I have been reading a bit about neural nets and – I must admit – most of the stuff that you find in books or on the web is not easy reading for me. Kevin Gurney’s book (An Introduction to Neural Networks; its web version is available here) is an exception to a certain degree — at least I could follow it pretty well until I got kind of tired and confused when he started discussing Hopfield nets. Kohonen maps or self-organizing maps were a bit easier to swallow, but I actually had to start playing with them myself before it started to make sense. And then I realized that thinking of Kohonen maps in terms of neural nets is much more difficult than their geometric interpretation — that is, a two-dimenisional lattice with a certain number of nodes that moves and stretches in the data space until it fits or describes relatively well the data cloud. In other words, it is quite like nonlinear principal component analysis, which is still easier to grasp than input layers, winning neurons, etc.
I have stolen the animated gif above from a superb website on neural nets that has several java applets showing how these things work. I especially recommend the demo of the 3D Kohonen map.
It took me a while to realize that it is wrong to assume that a Kohonen map is picking out real clusters in the data. That could be true if, on one hand, there is good clustering in the data in a statistical sense, and, on the other hand, there are only a few nodes in the map – that is, about as many as in the data. However, often there are no real, well-defined clusters in the data, but Kohonen’s classification method is still applied – and should be applied. What Kohonen’s group recommend is a two-step classification: start out with a large number of nodes in the SOM (self-organizing map) and reduce the number of nodes or clusters in a second step, with k-means clustering (see details here) applied to the map itself.

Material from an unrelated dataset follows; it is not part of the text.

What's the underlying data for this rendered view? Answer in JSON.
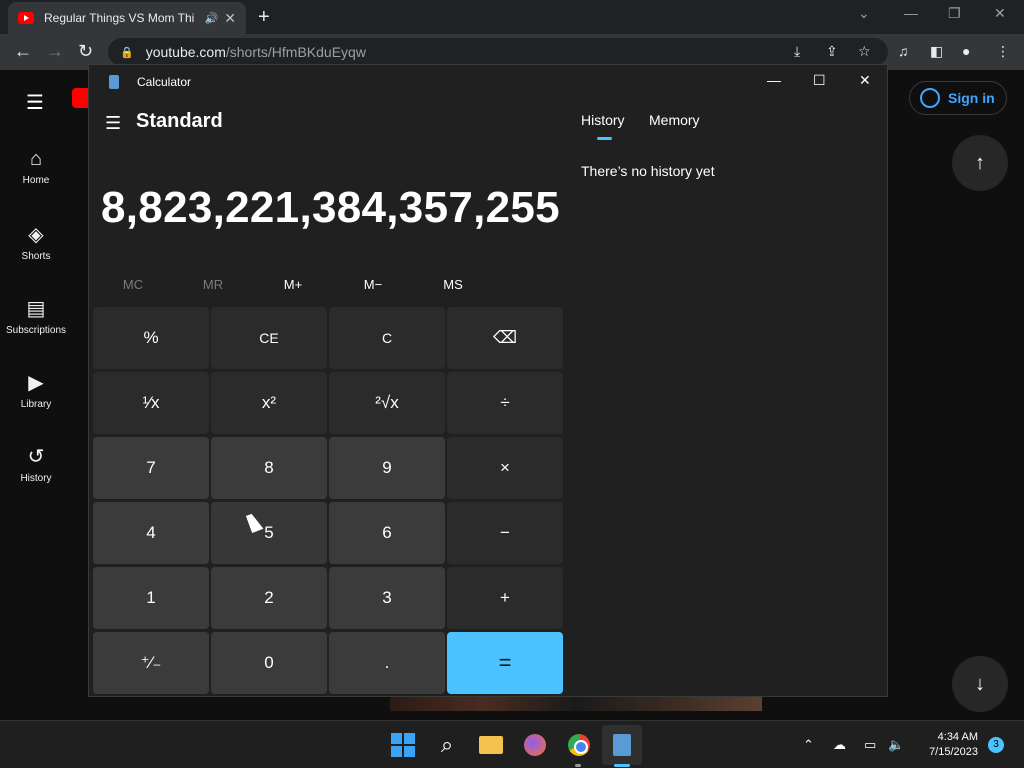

I think however that the second step is not very useful if the data does not have clusters. It is still definitely worth applying the Kohonen classifier to reduce dimensionality and visualize multidimensional data, but applying the k-means clustering as well only results in an image with less resolution and more arbitrary boundaries. It is a little bit like posterizing a color photograph, that is, reducing the number colors to only a few, although there were a lot more information and no well-defined classes in the original image (I know this latter assumption is usually not valid, but put that aside for now). Why would one do that?

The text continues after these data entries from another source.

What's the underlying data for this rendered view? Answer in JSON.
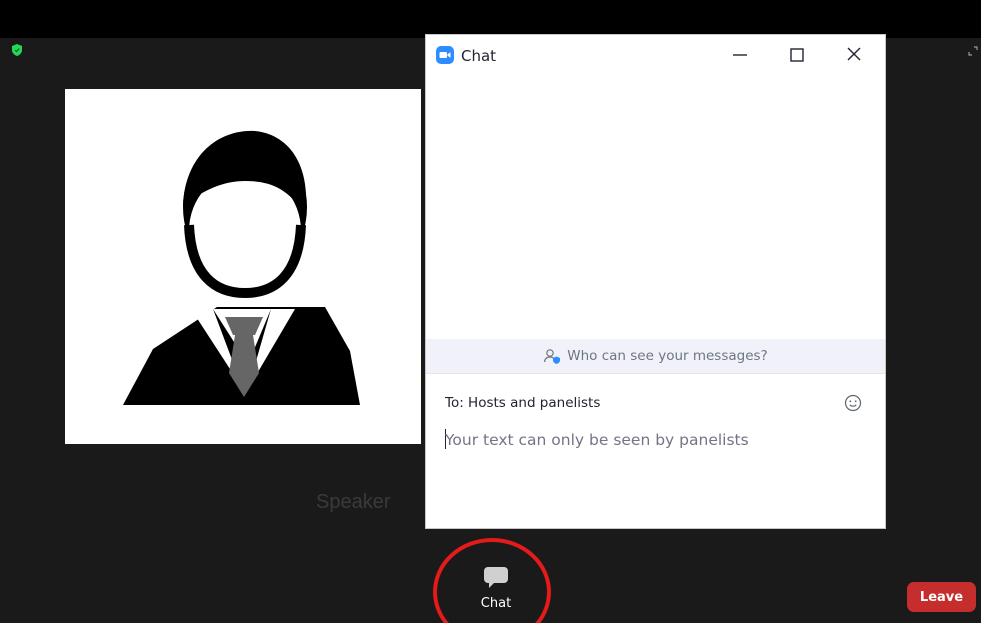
{
  "meeting": {
    "speaker_name": "Speaker"
  },
  "chat_window": {
    "title": "Chat",
    "notice": "Who can see your messages?",
    "to_label": "To:  Hosts and panelists",
    "input_placeholder": "Your text can only be seen by panelists",
    "input_value": ""
  },
  "toolbar": {
    "chat_label": "Chat",
    "leave_label": "Leave"
  },
  "icons": {
    "shield": "shield-icon",
    "fullscreen": "fullscreen-icon",
    "chat_logo": "zoom-logo-icon",
    "minimize": "minimize-icon",
    "maximize": "maximize-icon",
    "close": "close-icon",
    "notice": "user-visibility-icon",
    "emoji": "emoji-icon",
    "chat_bubble": "chat-bubble-icon"
  },
  "colors": {
    "leave": "#c62e2e",
    "highlight": "#e31b1b",
    "zoom_blue": "#2d8cff",
    "security_green": "#23d959"
  }
}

This type of classification (probably real nerds would say that ‘quantization’ is a better word), when there are no well-defined classes, is comparable in many ways to the classification systems used in the more descriptive natural sciences. For example, in sedimentary geology, sediments or rocks are often divided into facies A, B, C, and so on; and, in most cases, the boundaries between these facies are not very clear and it would be difficult to show any statistical siginificance for the existence of clustering. So, strictly speaking, this classification is incorrect, but it still can be useful (e.g., you can write long journal articles 🙂 ).
Of course, once you leave these somewhat subjective territories of science and think about how ‘clustering’ is done in everyday life, you realize that this simple-minded ‘quantization’ is even more questionable. People like to and tend to think dichotomically: us vs. them, black vs. white, liberal vs. conservative, christian vs. muslim, and so on — this is not news. The result is that, to use the Kohonen terminology, the quantization errors are huge, and the cluster boundaries are essentially arbitrary. The sad part is that sometimes – many times – people kill each other because of these errors.
In light of this, isn’t it reassuring that two-dimensional Kohonen maps can use lots of nodes or clusters, thus describe reality better, and still be useful in making things more visible and intelligible?